The SmarK Rant for Monday Night RAW – 07.04.94
Taped from White Plains, NY
Your hosts are Gorilla Monsoon & Randy Savage
Jeff Jarrett v. Tatanka
Tatanka attacks to start, perhaps because he’s angry about July 4 and having his land stolen and whatnot. Powerslam gets two. Suplex gets two. JJ takes him down for a headlock and works on that, but Tatanka comes back with his own. He holds onto that while we cut to the table with the announcers talking about all the exciting action of the New Generation. That’s right, you wouldn’t see headlocks from those washed up 80s stars! Jeff finally tosses him to break that headlock, and beats him on the floor. Question: Is Jarrett’s yellow and purple polka dot outfit here objectively one of the worst ever? I’m no scientician, but it’s breaking my brain a little. They continue fighting on the floor and Tatanka gets sent into the post and counted out at 6:13. But Jarrett didn’t come all the way to New York to win by countout! So we restart the match (after Jarrett threatens Savage again to further a feud that never went anywhere) and take a break. Back with Jarrett holding the chinlock and then into a sleeper, as Gorilla does a weird “Do you think his DADDY taught him that one?” aside to Savage, who totally no-sells it. Is THAT where they were supposed to be leading with this, I wonder? A Jarretts v. Poffos rehash? Tatanka makes the comeback with chops for two and a DDT for two. Tatanka goes up with the flying chop for two and Jarrett bails to escape and takes a walk, but Doink chases him back into the ring and Tatanka rolls him up for the pin at 16:13. They did that “JJ gives up the countout win and then blows it” finish around the horn for months until it was a regular thing with him, and then totally reversed the gag at Royal Rumble to subvert expectations. Pretty decent match here. **1/2
The King’s Court with 1-2-3 Kid. Lawler is cheering the Kid on because he wants Bret to lose and be humiliated, but Kid won’t stoop to Lawler’s level and cheat. That Sean Waltman, wholesome and virtuous!
Jim Neidhart v. Gary Scott
Owen debuts his new gear here, which would last him quite a long time, actually. Neidhart beats on the jobber and hangs him in the Tree of Woe, then goes to the chinlock while Owen rants to the camera. Anvil finishes with the powerslam at 3:47. See, again the advantage of having jobbers around, because otherwise Neidhart would never get a win in his return tour.
Duke Droese v. Iron Mike Sharpe
Sharpe is unable to slam Droese, thus undermining his claim of being Canada’s Strongest Man. Droese takes him down and drops an elbow on the leg, but Sharpe comes back and pounds away on him. Droese runs him into two of the turnbuckles for a 10-count and gets a suplex for two. Sharpe chokes him out and tries a piledriver, but Duke powers out and drops the elbow for the pin at 4:00. Savage dubs it the “high spinning elbow”.
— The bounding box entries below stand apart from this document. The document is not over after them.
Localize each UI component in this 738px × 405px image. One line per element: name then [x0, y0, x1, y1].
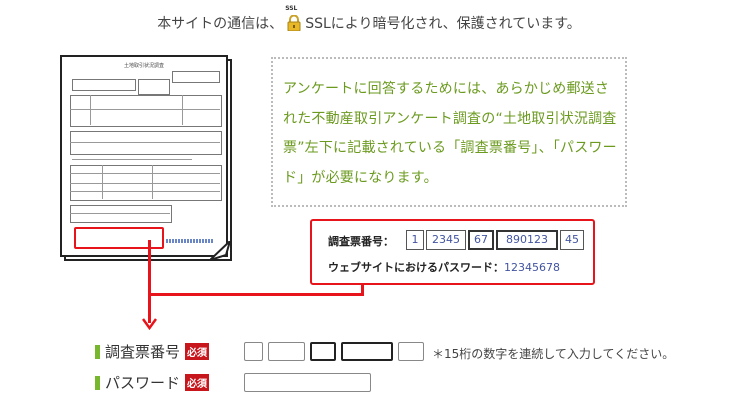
doc-table	[70, 205, 172, 223]
sample-password-value: 12345678	[504, 261, 560, 274]
doc-line	[70, 142, 220, 143]
doc-table	[70, 131, 222, 155]
sample-cell: 2345	[426, 230, 466, 250]
doc-line	[152, 165, 153, 199]
survey-number-field-4[interactable]	[341, 342, 393, 361]
instruction-text: アンケートに回答するためには、あらかじめ郵送された不動産取引アンケート調査の“土…	[283, 81, 617, 186]
barcode-strip	[166, 239, 214, 243]
ssl-notice-text-pre: 本サイトの通信は、	[157, 16, 284, 32]
required-badge: 必須	[185, 343, 209, 360]
paper-front: 土地取引状況調査	[60, 55, 228, 257]
ssl-notice: 本サイトの通信は、 SSL SSLにより暗号化され、保護されています。	[0, 5, 738, 33]
survey-number-field-3[interactable]	[310, 342, 336, 361]
sample-password-line: ウェブサイトにおけるパスワード：12345678	[328, 259, 560, 275]
sample-cell: 1	[406, 230, 424, 250]
doc-box	[172, 71, 220, 83]
password-input[interactable]	[244, 373, 371, 392]
doc-line	[72, 159, 192, 160]
doc-line	[70, 213, 170, 214]
doc-line	[70, 183, 220, 184]
document-title: 土地取引状況調査	[123, 63, 164, 69]
connector-line-vertical	[148, 240, 151, 323]
sample-password-label: ウェブサイトにおけるパスワード：	[328, 261, 504, 274]
lock-icon: SSL	[285, 5, 303, 32]
doc-table	[70, 95, 222, 127]
doc-line	[70, 173, 220, 174]
doc-box	[138, 79, 170, 95]
doc-line	[102, 165, 103, 199]
page-curl-icon	[210, 241, 232, 261]
survey-number-label: 調査票番号	[105, 343, 181, 361]
sample-number-label: 調査票番号：	[328, 235, 394, 248]
doc-box	[72, 79, 136, 91]
required-badge: 必須	[185, 374, 209, 391]
ssl-badge-label: SSL	[285, 5, 298, 12]
sample-cell: 890123	[496, 230, 558, 250]
field-marker	[95, 345, 100, 359]
survey-number-field-1[interactable]	[244, 342, 263, 361]
field-marker	[95, 376, 100, 390]
ssl-notice-text-post: SSLにより暗号化され、保護されています。	[305, 16, 581, 32]
survey-form-illustration: 土地取引状況調査	[60, 55, 232, 261]
instruction-box: アンケートに回答するためには、あらかじめ郵送された不動産取引アンケート調査の“土…	[271, 57, 627, 207]
doc-line	[70, 109, 220, 110]
sample-number-cells: 1 2345 67 890123 45	[406, 230, 586, 250]
doc-line	[182, 95, 183, 125]
sample-code-box: 調査票番号： 1 2345 67 890123 45 ウェブサイトにおけるパスワ…	[310, 219, 595, 285]
doc-line	[70, 191, 220, 192]
doc-line	[90, 95, 91, 125]
arrow-down-icon	[142, 318, 157, 330]
survey-number-note: ＊15桁の数字を連続して入力してください。	[432, 347, 675, 361]
sample-cell: 45	[560, 230, 584, 250]
survey-number-field-2[interactable]	[268, 342, 305, 361]
password-label: パスワード	[105, 374, 181, 392]
sample-cell: 67	[468, 230, 494, 250]
survey-number-field-5[interactable]	[398, 342, 424, 361]
connector-line-horizontal	[148, 293, 363, 296]
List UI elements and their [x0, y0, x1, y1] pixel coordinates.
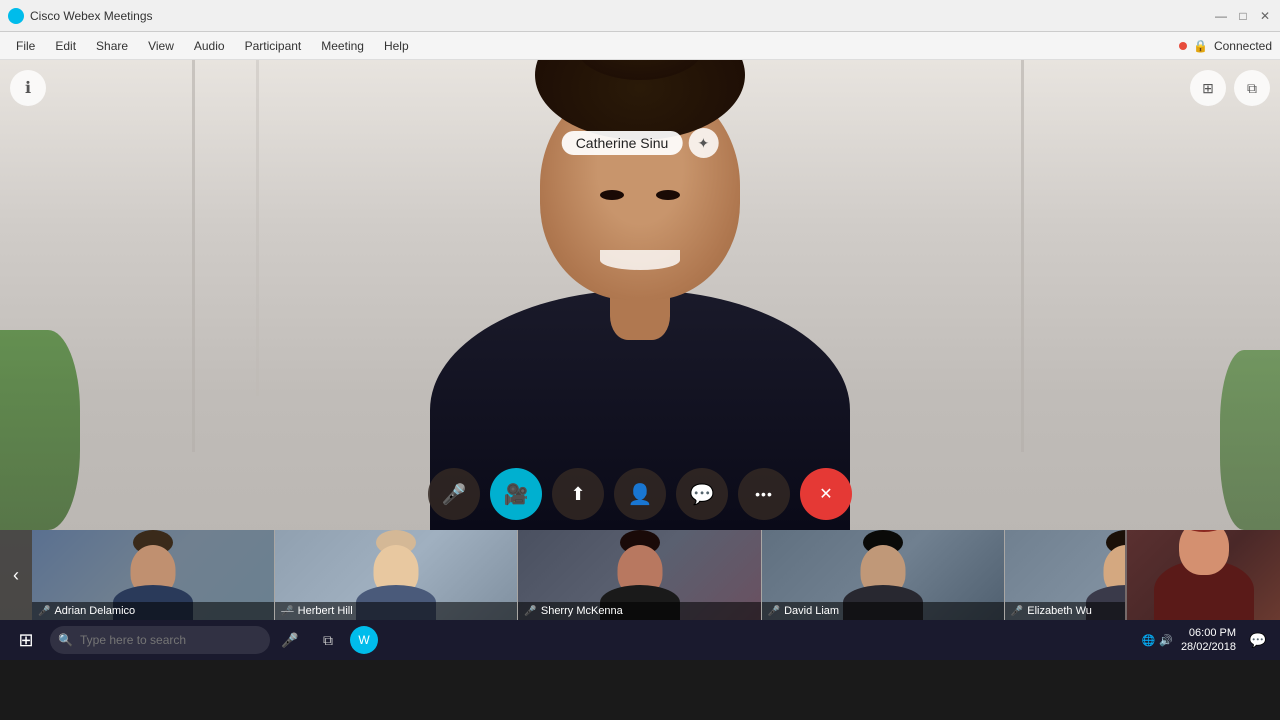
more-icon: •••: [755, 486, 773, 502]
participant-name-2: 🎤 Herbert Hill: [275, 602, 517, 620]
menu-meeting[interactable]: Meeting: [313, 37, 372, 55]
top-right-controls: ⊞ ⧉: [1190, 70, 1270, 106]
info-button[interactable]: ℹ: [10, 70, 46, 106]
grid-view-button[interactable]: ⊞: [1190, 70, 1226, 106]
mic-icon-3: 🎤: [524, 606, 536, 617]
main-video-area: ℹ Catherine Sinu ✦ ⊞ ⧉ 🎤 🎥 ⬆ 👤 💬: [0, 60, 1280, 620]
minimize-button[interactable]: —: [1214, 9, 1228, 23]
search-input[interactable]: [50, 626, 270, 654]
participant-thumb-2[interactable]: 🎤 Herbert Hill: [275, 530, 518, 620]
popout-icon: ⧉: [1247, 80, 1257, 97]
video-button[interactable]: 🎥: [490, 468, 542, 520]
taskbar-right: 🌐 🔊 06:00 PM 28/02/2018 💬: [1142, 626, 1272, 655]
mic-icon-2: 🎤: [281, 606, 293, 617]
clock-time: 06:00 PM: [1181, 626, 1236, 640]
strip-prev-button[interactable]: ‹: [0, 530, 32, 620]
app-title: Cisco Webex Meetings: [30, 9, 1214, 23]
meeting-controls: 🎤 🎥 ⬆ 👤 💬 ••• ✕: [428, 468, 852, 520]
taskbar: ⊞ 🔍 🎤 ⧉ W 🌐 🔊 06:00 PM 28/02/2018 💬: [0, 620, 1280, 660]
connection-status: 🔒 Connected: [1179, 39, 1272, 53]
mic-icon-1: 🎤: [38, 606, 50, 617]
participant-label-5: Elizabeth Wu: [1027, 605, 1092, 617]
menu-file[interactable]: File: [8, 37, 43, 55]
more-options-button[interactable]: •••: [738, 468, 790, 520]
participant-thumb-3[interactable]: 🎤 Sherry McKenna: [518, 530, 761, 620]
task-view-button[interactable]: ⧉: [314, 626, 342, 654]
menu-audio[interactable]: Audio: [186, 37, 233, 55]
mute-button[interactable]: 🎤: [428, 468, 480, 520]
participant-name-3: 🎤 Sherry McKenna: [518, 602, 760, 620]
participants-button[interactable]: 👤: [614, 468, 666, 520]
popout-button[interactable]: ⧉: [1234, 70, 1270, 106]
notification-button[interactable]: 💬: [1244, 626, 1272, 654]
participant-strip: ‹ 🎤 Adrian Delamico: [0, 530, 1280, 620]
grid-icon: ⊞: [1202, 80, 1214, 97]
start-button[interactable]: ⊞: [8, 624, 44, 656]
menu-bar: File Edit Share View Audio Participant M…: [0, 32, 1280, 60]
self-view-thumbnail: [1125, 530, 1280, 620]
webex-taskbar-button[interactable]: W: [350, 626, 378, 654]
menu-edit[interactable]: Edit: [47, 37, 84, 55]
chat-button[interactable]: 💬: [676, 468, 728, 520]
close-button[interactable]: ✕: [1258, 9, 1272, 23]
participant-name-1: 🎤 Adrian Delamico: [32, 602, 274, 620]
mic-icon-5: 🎤: [1011, 606, 1023, 617]
chat-icon: 💬: [690, 482, 715, 507]
participant-label-3: Sherry McKenna: [541, 605, 623, 617]
end-call-button[interactable]: ✕: [800, 468, 852, 520]
menu-share[interactable]: Share: [88, 37, 136, 55]
participants-icon: 👤: [628, 482, 653, 507]
system-icons: 🌐 🔊: [1142, 634, 1173, 647]
star-icon: ✦: [697, 135, 709, 152]
participant-label-4: David Liam: [784, 605, 839, 617]
speaker-name-badge: Catherine Sinu ✦: [562, 128, 719, 158]
lock-icon: 🔒: [1193, 39, 1208, 53]
participant-name-4: 🎤 David Liam: [762, 602, 1004, 620]
info-icon: ℹ: [25, 78, 31, 98]
search-wrapper: 🔍: [50, 626, 270, 654]
taskbar-apps: ⧉ W: [314, 626, 378, 654]
participant-thumb-1[interactable]: 🎤 Adrian Delamico: [32, 530, 275, 620]
window-controls: — □ ✕: [1214, 9, 1272, 23]
participant-label-1: Adrian Delamico: [54, 605, 135, 617]
status-dot: [1179, 42, 1187, 50]
title-bar: Cisco Webex Meetings — □ ✕: [0, 0, 1280, 32]
participant-thumbnails: 🎤 Adrian Delamico 🎤 Herbert Hill: [32, 530, 1248, 620]
camera-icon: 🎥: [504, 482, 529, 507]
participant-thumb-4[interactable]: 🎤 David Liam: [762, 530, 1005, 620]
mic-icon-4: 🎤: [768, 606, 780, 617]
microphone-icon: 🎤: [442, 482, 467, 507]
clock: 06:00 PM 28/02/2018: [1181, 626, 1236, 655]
menu-participant[interactable]: Participant: [237, 37, 310, 55]
participant-label-2: Herbert Hill: [298, 605, 353, 617]
maximize-button[interactable]: □: [1236, 9, 1250, 23]
share-button[interactable]: ⬆: [552, 468, 604, 520]
cortana-mic-button[interactable]: 🎤: [276, 626, 304, 654]
menu-view[interactable]: View: [140, 37, 182, 55]
end-icon: ✕: [819, 484, 832, 504]
share-icon: ⬆: [570, 484, 585, 505]
spotlight-button[interactable]: ✦: [688, 128, 718, 158]
volume-icon: 🔊: [1159, 634, 1173, 647]
clock-date: 28/02/2018: [1181, 640, 1236, 654]
app-icon: [8, 8, 24, 24]
speaker-name: Catherine Sinu: [562, 131, 683, 155]
connected-label: Connected: [1214, 39, 1272, 53]
network-icon: 🌐: [1142, 634, 1156, 647]
menu-help[interactable]: Help: [376, 37, 417, 55]
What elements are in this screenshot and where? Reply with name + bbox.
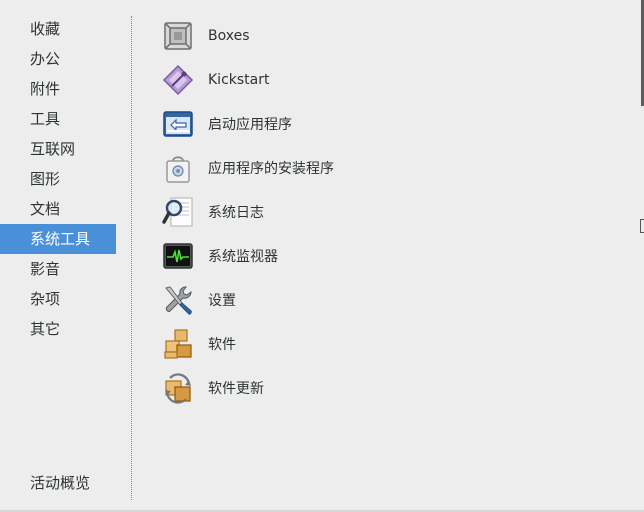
category-documents[interactable]: 文档: [0, 194, 116, 224]
category-office[interactable]: 办公: [0, 44, 116, 74]
app-system-log[interactable]: 系统日志: [162, 190, 334, 234]
category-accessories[interactable]: 附件: [0, 74, 116, 104]
category-other[interactable]: 其它: [0, 314, 116, 344]
system-monitor-icon: [163, 243, 193, 269]
app-software-update[interactable]: 软件更新: [162, 366, 334, 410]
category-sundry[interactable]: 杂项: [0, 284, 116, 314]
app-label: 软件: [208, 337, 236, 353]
app-software[interactable]: 软件: [162, 322, 334, 366]
applications-browser: 收藏 办公 附件 工具 互联网 图形 文档 系统工具 影音 杂项 其它 活动概览…: [0, 0, 644, 512]
settings-icon: [165, 286, 192, 315]
kickstart-icon: [162, 64, 194, 96]
app-label: 软件更新: [208, 381, 264, 397]
sidebar-divider: [131, 16, 132, 500]
app-label: Boxes: [208, 28, 250, 44]
software-update-icon: [165, 373, 191, 404]
application-list: Boxes Kickstart 启动应用程序 应用程序的安装程序 系统日志 系统…: [162, 14, 334, 410]
category-graphics[interactable]: 图形: [0, 164, 116, 194]
category-utilities[interactable]: 工具: [0, 104, 116, 134]
app-label: 系统监视器: [208, 249, 278, 265]
app-label: Kickstart: [208, 72, 270, 88]
startup-applications-icon: [163, 111, 193, 137]
boxes-icon: [164, 22, 192, 50]
app-label: 设置: [208, 293, 236, 309]
software-icon: [164, 329, 192, 359]
app-installer-icon: [166, 156, 190, 183]
edge-marker: [640, 219, 644, 233]
category-system-tools[interactable]: 系统工具: [0, 224, 116, 254]
app-label: 系统日志: [208, 205, 264, 221]
category-favorites[interactable]: 收藏: [0, 14, 116, 44]
app-label: 应用程序的安装程序: [208, 161, 334, 177]
activities-overview-link[interactable]: 活动概览: [30, 470, 90, 496]
app-application-installer[interactable]: 应用程序的安装程序: [162, 146, 334, 190]
category-internet[interactable]: 互联网: [0, 134, 116, 164]
app-boxes[interactable]: Boxes: [162, 14, 334, 58]
app-system-monitor[interactable]: 系统监视器: [162, 234, 334, 278]
app-startup-applications[interactable]: 启动应用程序: [162, 102, 334, 146]
app-label: 启动应用程序: [208, 117, 292, 133]
system-log-icon: [162, 197, 193, 227]
app-kickstart[interactable]: Kickstart: [162, 58, 334, 102]
category-sidebar: 收藏 办公 附件 工具 互联网 图形 文档 系统工具 影音 杂项 其它: [0, 14, 116, 344]
app-settings[interactable]: 设置: [162, 278, 334, 322]
category-multimedia[interactable]: 影音: [0, 254, 116, 284]
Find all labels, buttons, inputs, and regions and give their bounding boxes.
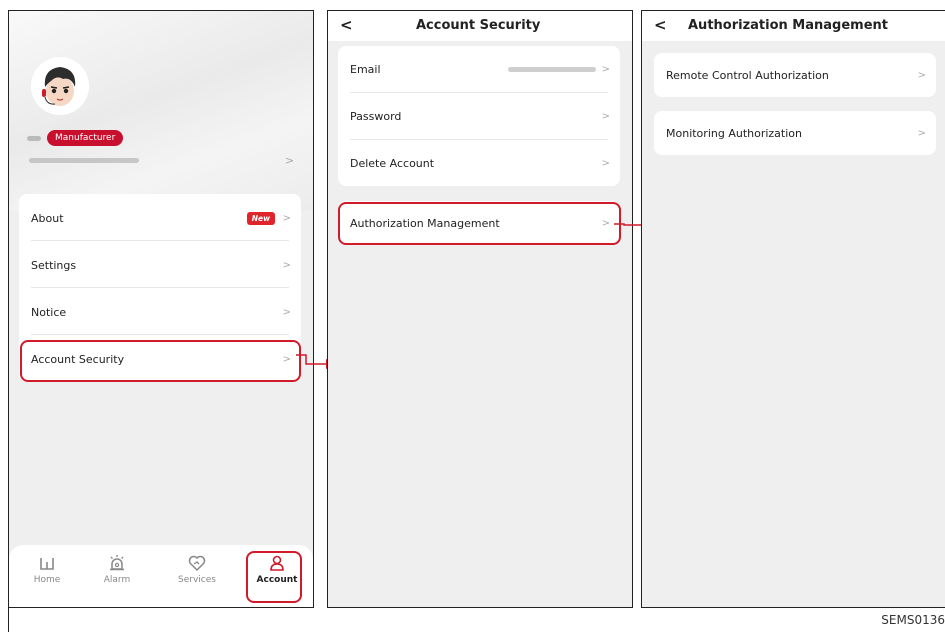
- chevron-right-icon: >: [601, 63, 610, 75]
- chevron-right-icon: >: [601, 110, 610, 122]
- authorization-management-screen: < Authorization Management Remote Contro…: [641, 10, 945, 608]
- item-delete-account[interactable]: Delete Account >: [338, 150, 620, 176]
- page-title: Authorization Management: [688, 18, 888, 33]
- account-security-screen: < Account Security Email > Password > De…: [327, 10, 633, 608]
- menu-item-notice[interactable]: Notice >: [19, 298, 301, 326]
- tab-label: Alarm: [103, 575, 131, 585]
- divider: [31, 240, 289, 241]
- divider: [31, 287, 289, 288]
- back-icon[interactable]: <: [654, 16, 667, 34]
- figure-footer: SEMS0136: [8, 608, 945, 632]
- home-icon: [40, 558, 54, 570]
- chevron-right-icon: >: [917, 69, 926, 81]
- header: < Account Security: [328, 11, 632, 41]
- monitoring-card[interactable]: Monitoring Authorization >: [654, 111, 936, 155]
- tab-label: Services: [178, 575, 216, 585]
- item-label: Delete Account: [350, 156, 435, 170]
- item-monitoring-authorization[interactable]: Monitoring Authorization >: [654, 120, 936, 146]
- divider: [350, 139, 608, 140]
- account-screen: Manufacturer > About New > Settings > No…: [8, 10, 314, 608]
- user-name-row: Manufacturer: [27, 130, 124, 146]
- menu-item-label: Notice: [31, 305, 67, 319]
- chevron-right-icon: >: [282, 306, 291, 318]
- item-remote-control-authorization[interactable]: Remote Control Authorization >: [654, 62, 936, 88]
- alarm-icon: [110, 555, 124, 571]
- email-value-redacted: [508, 66, 596, 72]
- tab-alarm[interactable]: Alarm: [87, 553, 147, 585]
- tab-label: Home: [33, 575, 61, 585]
- divider: [350, 92, 608, 93]
- menu-item-label: Settings: [31, 258, 77, 272]
- account-security-highlight: [20, 340, 301, 382]
- profile-chevron-icon[interactable]: >: [285, 154, 294, 167]
- remote-control-card[interactable]: Remote Control Authorization >: [654, 53, 936, 97]
- item-label: Email: [350, 62, 381, 76]
- tab-services[interactable]: Services: [167, 553, 227, 585]
- chevron-right-icon: >: [282, 212, 291, 224]
- menu-item-label: About: [31, 211, 64, 225]
- divider: [31, 334, 289, 335]
- menu-item-about[interactable]: About New >: [19, 204, 301, 232]
- page-title: Account Security: [416, 18, 541, 33]
- user-email-redacted: [29, 158, 139, 163]
- item-password[interactable]: Password >: [338, 103, 620, 129]
- figure-code: SEMS0136: [881, 613, 945, 627]
- chevron-right-icon: >: [601, 157, 610, 169]
- item-label: Password: [350, 109, 402, 123]
- chevron-right-icon: >: [917, 127, 926, 139]
- security-settings-card: Email > Password > Delete Account >: [338, 46, 620, 186]
- item-label: Remote Control Authorization: [666, 68, 829, 82]
- item-label: Monitoring Authorization: [666, 126, 802, 140]
- tab-home[interactable]: Home: [17, 553, 77, 585]
- chevron-right-icon: >: [282, 259, 291, 271]
- authorization-highlight: [338, 202, 621, 245]
- header: < Authorization Management: [642, 11, 945, 41]
- role-badge: Manufacturer: [47, 130, 124, 146]
- user-name-redacted: [27, 135, 41, 141]
- avatar[interactable]: [31, 57, 89, 115]
- new-badge: New: [246, 211, 275, 225]
- account-tab-highlight: [246, 551, 302, 603]
- menu-item-settings[interactable]: Settings >: [19, 251, 301, 279]
- item-email[interactable]: Email >: [338, 56, 620, 82]
- services-icon: [188, 555, 206, 572]
- back-icon[interactable]: <: [340, 16, 353, 34]
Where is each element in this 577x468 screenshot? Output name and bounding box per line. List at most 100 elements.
GO GET ‘EM, CHAMP! I’ll let others make the jokes about the kid having tears in his eyes and stuff. My favorite was later on when Diesel was champion and they were making a big deal about how WWF stars always sign autographs, using KEVIN NASH as an example of someone who’s fan friendly.
“The Undertaker” v. Mike Bell
Brian Lee is noticeably shorter than Mean Mark, but he’s definitely got the mannerisms down. However, as a fan this was always as ridiculously confusing angle to me. Like, the announcers treated it like this really was the Undertaker and Dibiase has paid him off or something, but clearly it was a different guy and I could never figure out if we were supposed to know that. Especially when the real one came back. I don’t think they knew either, and that’s probably why it was such a colossal flop of an angle. Anyway, Underfaker goes through the classic stuff, although he does the flying clothesline wrong. Tombstone finishes at 4:00, and when he flips his hair aside to deliver the move you can totally see it’s the wrong guy. Paul Bearer comes out and they act like Undertaker might betray Dibiase, which again is why it was so confusing. Dibiase uses a fist full of cash to sway him back for some reason. What a stupid storyline this all was, and none of it made any sense whatsoever.